A major contribution of the project is that, for the first time, a clear link between the transport spectroscopy performed at low temperature and the room temperature characteristics of silicon devices has been established. A striking correlation between the atomic position of shallow donors in the channel and the threshold variability of field effect transistors (FET) has been unambiguously established. A room temperature selection of a Single Atom Transistor (SAT) based on simple automated current versus gate voltage tests has been done with very good correlation with the low temperature characteristics.
Furthermore, deterministic implantation by monitoring drain current modulation from ion impacts in custom designed devices has been demonstrated. Associated with this has been the extensive study of implanted dopant activation and implant damage repair by laser annealing by a process compatible with the CMOS process flow.
Having firmly established both the SAT and MOS-SET concepts on an unprecedented large series of samples, the AFSiD partners have obtained several remarkable results:
The control of surface channels in silicon ultra-thin gated nanowires, the hybridization of these channels with donors in the body of the silicon and the control of two donors with 3 gates have all been demonstrated.
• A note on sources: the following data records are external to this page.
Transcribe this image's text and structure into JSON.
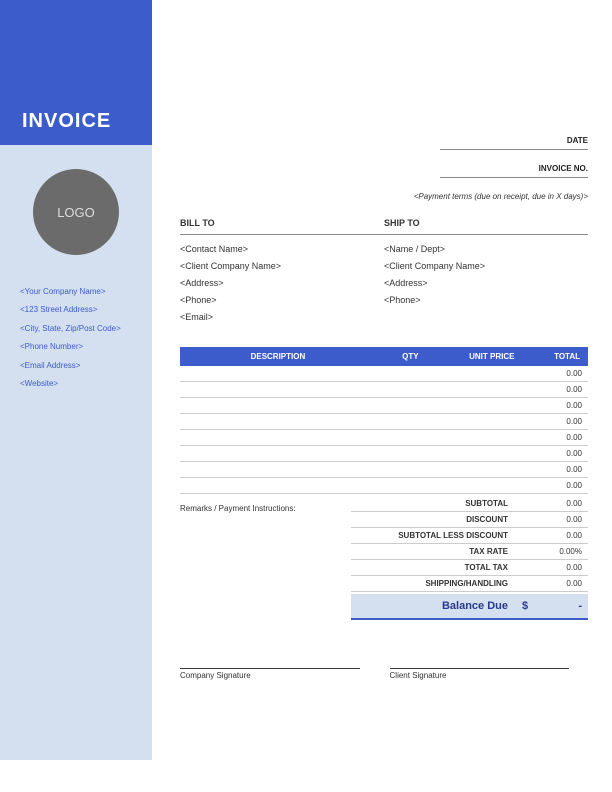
{
  "title": "INVOICE",
  "logo_text": "LOGO",
  "company": {
    "name": "<Your Company Name>",
    "address": "<123 Street Address>",
    "city_state_zip": "<City, State, Zip/Post Code>",
    "phone": "<Phone Number>",
    "email": "<Email Address>",
    "website": "<Website>"
  },
  "header": {
    "date_label": "DATE",
    "invoice_no_label": "INVOICE NO.",
    "payment_terms": "<Payment terms (due on receipt, due in X days)>"
  },
  "bill_to": {
    "heading": "BILL TO",
    "contact": "<Contact Name>",
    "company": "<Client Company Name>",
    "address": "<Address>",
    "phone": "<Phone>",
    "email": "<Email>"
  },
  "ship_to": {
    "heading": "SHIP TO",
    "name": "<Name / Dept>",
    "company": "<Client Company Name>",
    "address": "<Address>",
    "phone": "<Phone>"
  },
  "columns": {
    "description": "DESCRIPTION",
    "qty": "QTY",
    "unit_price": "UNIT PRICE",
    "total": "TOTAL"
  },
  "rows": [
    {
      "description": "",
      "qty": "",
      "unit_price": "",
      "total": "0.00"
    },
    {
      "description": "",
      "qty": "",
      "unit_price": "",
      "total": "0.00"
    },
    {
      "description": "",
      "qty": "",
      "unit_price": "",
      "total": "0.00"
    },
    {
      "description": "",
      "qty": "",
      "unit_price": "",
      "total": "0.00"
    },
    {
      "description": "",
      "qty": "",
      "unit_price": "",
      "total": "0.00"
    },
    {
      "description": "",
      "qty": "",
      "unit_price": "",
      "total": "0.00"
    },
    {
      "description": "",
      "qty": "",
      "unit_price": "",
      "total": "0.00"
    },
    {
      "description": "",
      "qty": "",
      "unit_price": "",
      "total": "0.00"
    }
  ],
  "remarks_label": "Remarks / Payment Instructions:",
  "totals": {
    "subtotal_label": "SUBTOTAL",
    "subtotal": "0.00",
    "discount_label": "DISCOUNT",
    "discount": "0.00",
    "subtotal_less_label": "SUBTOTAL LESS DISCOUNT",
    "subtotal_less": "0.00",
    "tax_rate_label": "TAX RATE",
    "tax_rate": "0.00%",
    "total_tax_label": "TOTAL TAX",
    "total_tax": "0.00",
    "shipping_label": "SHIPPING/HANDLING",
    "shipping": "0.00",
    "balance_label": "Balance Due",
    "balance_currency": "$",
    "balance": "-"
  },
  "signatures": {
    "company": "Company Signature",
    "client": "Client Signature"
  }
}
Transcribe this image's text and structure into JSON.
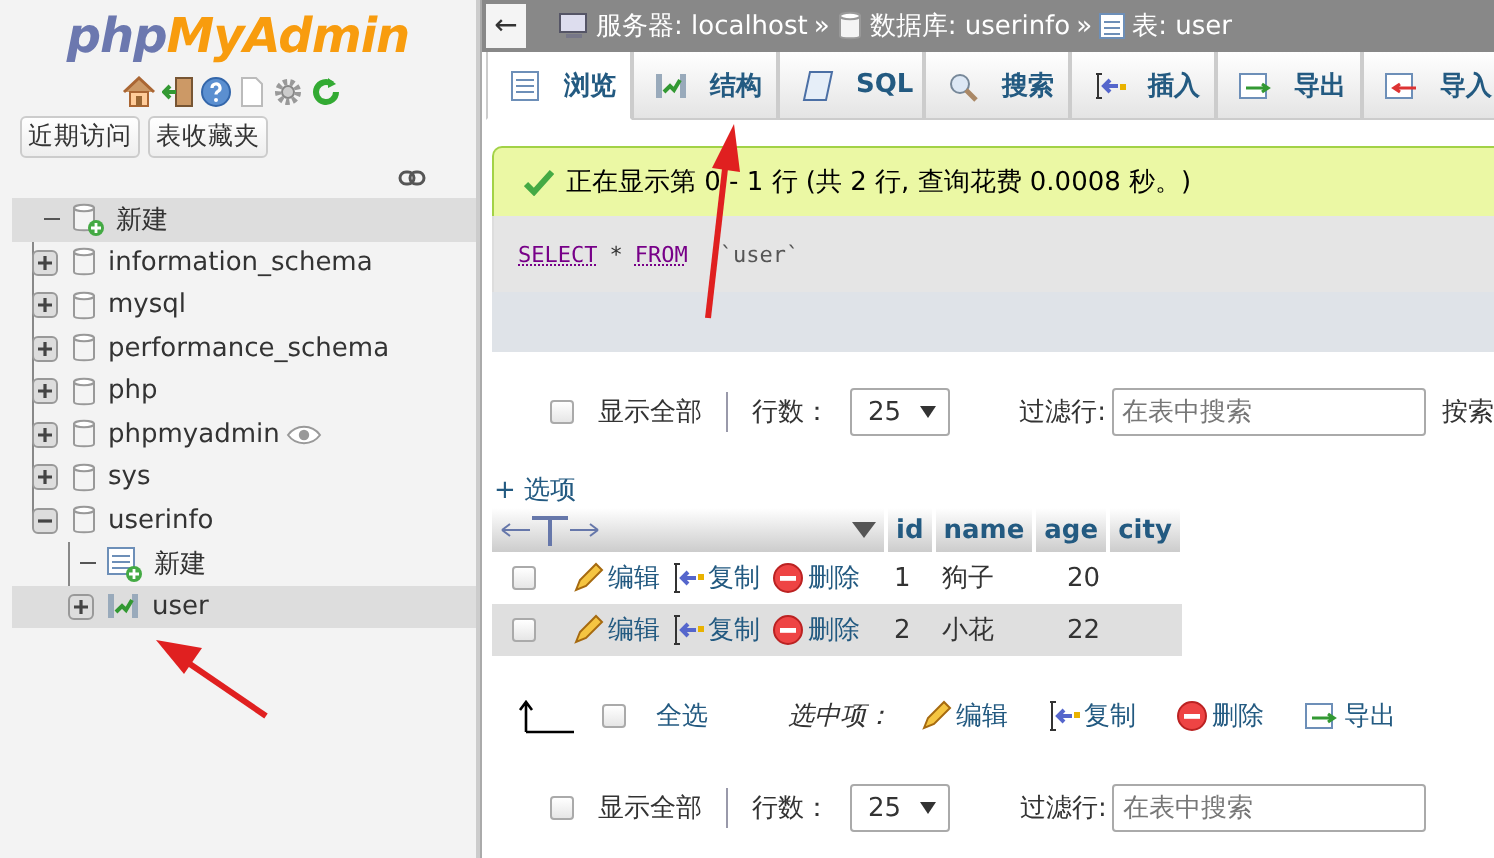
{
  "sidebar": {
    "logo": {
      "part_1": "php",
      "part_2": "MyAdmin"
    },
    "buttons": [
      "近期访问",
      "表收藏夹"
    ],
    "tree": [
      {
        "label": "新建",
        "kind": "new-db",
        "selected": true
      },
      {
        "label": "information_schema",
        "kind": "db",
        "expanded": false,
        "selected": false
      },
      {
        "label": "mysql",
        "kind": "db",
        "expanded": false,
        "selected": false
      },
      {
        "label": "performance_schema",
        "kind": "db",
        "expanded": false,
        "selected": false
      },
      {
        "label": "php",
        "kind": "db",
        "expanded": false,
        "selected": false
      },
      {
        "label": "phpmyadmin",
        "kind": "db",
        "expanded": false,
        "selected": false,
        "eye": true
      },
      {
        "label": "sys",
        "kind": "db",
        "expanded": false,
        "selected": false
      },
      {
        "label": "userinfo",
        "kind": "db",
        "expanded": true,
        "selected": false,
        "children": [
          {
            "label": "新建",
            "kind": "new-table",
            "selected": false
          },
          {
            "label": "user",
            "kind": "table",
            "expanded": false,
            "selected": true
          }
        ]
      }
    ]
  },
  "breadcrumb": {
    "back": "←",
    "separator": "»",
    "items": [
      {
        "kind": "server",
        "label": "服务器: localhost"
      },
      {
        "kind": "database",
        "label": "数据库: userinfo"
      },
      {
        "kind": "table",
        "label": "表: user"
      }
    ]
  },
  "tabs": [
    {
      "label": "浏览",
      "kind": "browse",
      "selected": true
    },
    {
      "label": "结构",
      "kind": "structure",
      "selected": false
    },
    {
      "label": "SQL",
      "kind": "sql",
      "selected": false
    },
    {
      "label": "搜索",
      "kind": "search",
      "selected": false
    },
    {
      "label": "插入",
      "kind": "insert",
      "selected": false
    },
    {
      "label": "导出",
      "kind": "export",
      "selected": false
    },
    {
      "label": "导入",
      "kind": "import",
      "selected": false
    }
  ],
  "message": "正在显示第 0 - 1 行 (共 2 行, 查询花费 0.0008 秒。)",
  "sql": [
    {
      "text": "SELECT",
      "kind": "keyword"
    },
    {
      "text": "*",
      "kind": "operator"
    },
    {
      "text": "FROM",
      "kind": "keyword"
    },
    {
      "text": "`user`",
      "kind": "identifier"
    }
  ],
  "top_controls": {
    "show_all": {
      "label": "显示全部",
      "checked": false
    },
    "rows_label": "行数：",
    "rows_value": "25",
    "filter_label": "过滤行:",
    "filter_placeholder": "在表中搜索",
    "search_by_key": "按索"
  },
  "options_link": "+ 选项",
  "table": {
    "columns": [
      "id",
      "name",
      "age",
      "city"
    ],
    "rows": [
      {
        "checked": false,
        "actions": [
          "编辑",
          "复制",
          "删除"
        ],
        "cells": [
          "1",
          "狗子",
          "20"
        ]
      },
      {
        "checked": false,
        "actions": [
          "编辑",
          "复制",
          "删除"
        ],
        "cells": [
          "2",
          "小花",
          "22"
        ]
      }
    ]
  },
  "bulk": {
    "select_all": {
      "label": "全选",
      "checked": false
    },
    "with_selected": "选中项：",
    "actions": [
      {
        "label": "编辑",
        "kind": "edit"
      },
      {
        "label": "复制",
        "kind": "copy"
      },
      {
        "label": "删除",
        "kind": "delete"
      },
      {
        "label": "导出",
        "kind": "export"
      }
    ]
  },
  "bottom_controls": {
    "show_all": {
      "label": "显示全部",
      "checked": false
    },
    "rows_label": "行数：",
    "rows_value": "25",
    "filter_label": "过滤行:",
    "filter_placeholder": "在表中搜索"
  }
}
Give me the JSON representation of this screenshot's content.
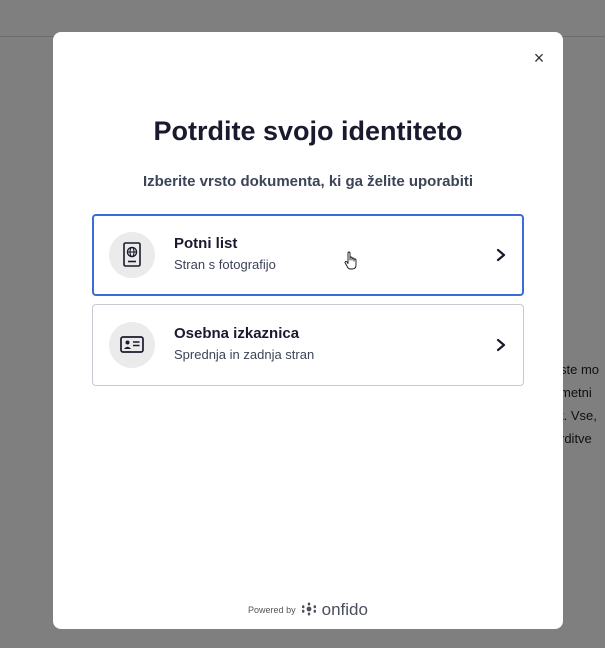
{
  "background": {
    "text_lines": [
      "ste mo",
      "metni",
      "t. Vse,",
      "rditve"
    ]
  },
  "modal": {
    "close_label": "×",
    "title": "Potrdite svojo identiteto",
    "subtitle": "Izberite vrsto dokumenta, ki ga želite uporabiti",
    "options": [
      {
        "label": "Potni list",
        "hint": "Stran s fotografijo",
        "icon": "passport-icon",
        "selected": true
      },
      {
        "label": "Osebna izkaznica",
        "hint": "Sprednja in zadnja stran",
        "icon": "id-card-icon",
        "selected": false
      }
    ],
    "footer": {
      "powered_by": "Powered by",
      "brand": "onfido"
    }
  },
  "colors": {
    "overlay": "rgba(0,0,0,0.5)",
    "selected_border": "#3b6cd4",
    "title": "#1a1a2e",
    "icon_bg": "#ebebeb"
  }
}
The control of single electron transistors with charging energy larger than 10meV down to a typical size of 20 nm has been achieved. These devices are robust, compact and can be further downscaled. The constant progresses in downscaling CMOS devices can be readily integrated to implement even better MOS-SETs.
The MOS-SET concept has been extended to the realization of intrinsic or doped single electron transistors and to the realization of 2 or 3 coupled SETs in parallel or in series opening the way for large-scale integration.
The SETs have been used as charge detector to access the ionization of single donors and for several functions including proof–of-concept for an electron pump functioning as a latch switch for a full adder. The SETs have also been co-integrated on chip with a FET leading to new read-out and control functions. Isolated double quantum dot for charge quantum bits have been also investigated.
In summary the AFSiD project is a vivid example of a very beneficial collaboration between academic partners and the CMOS world. New disruptive functions such as the large scale quantum computer proposed by B. Kane in 1998 have never been as close as in our good old CMOS switches.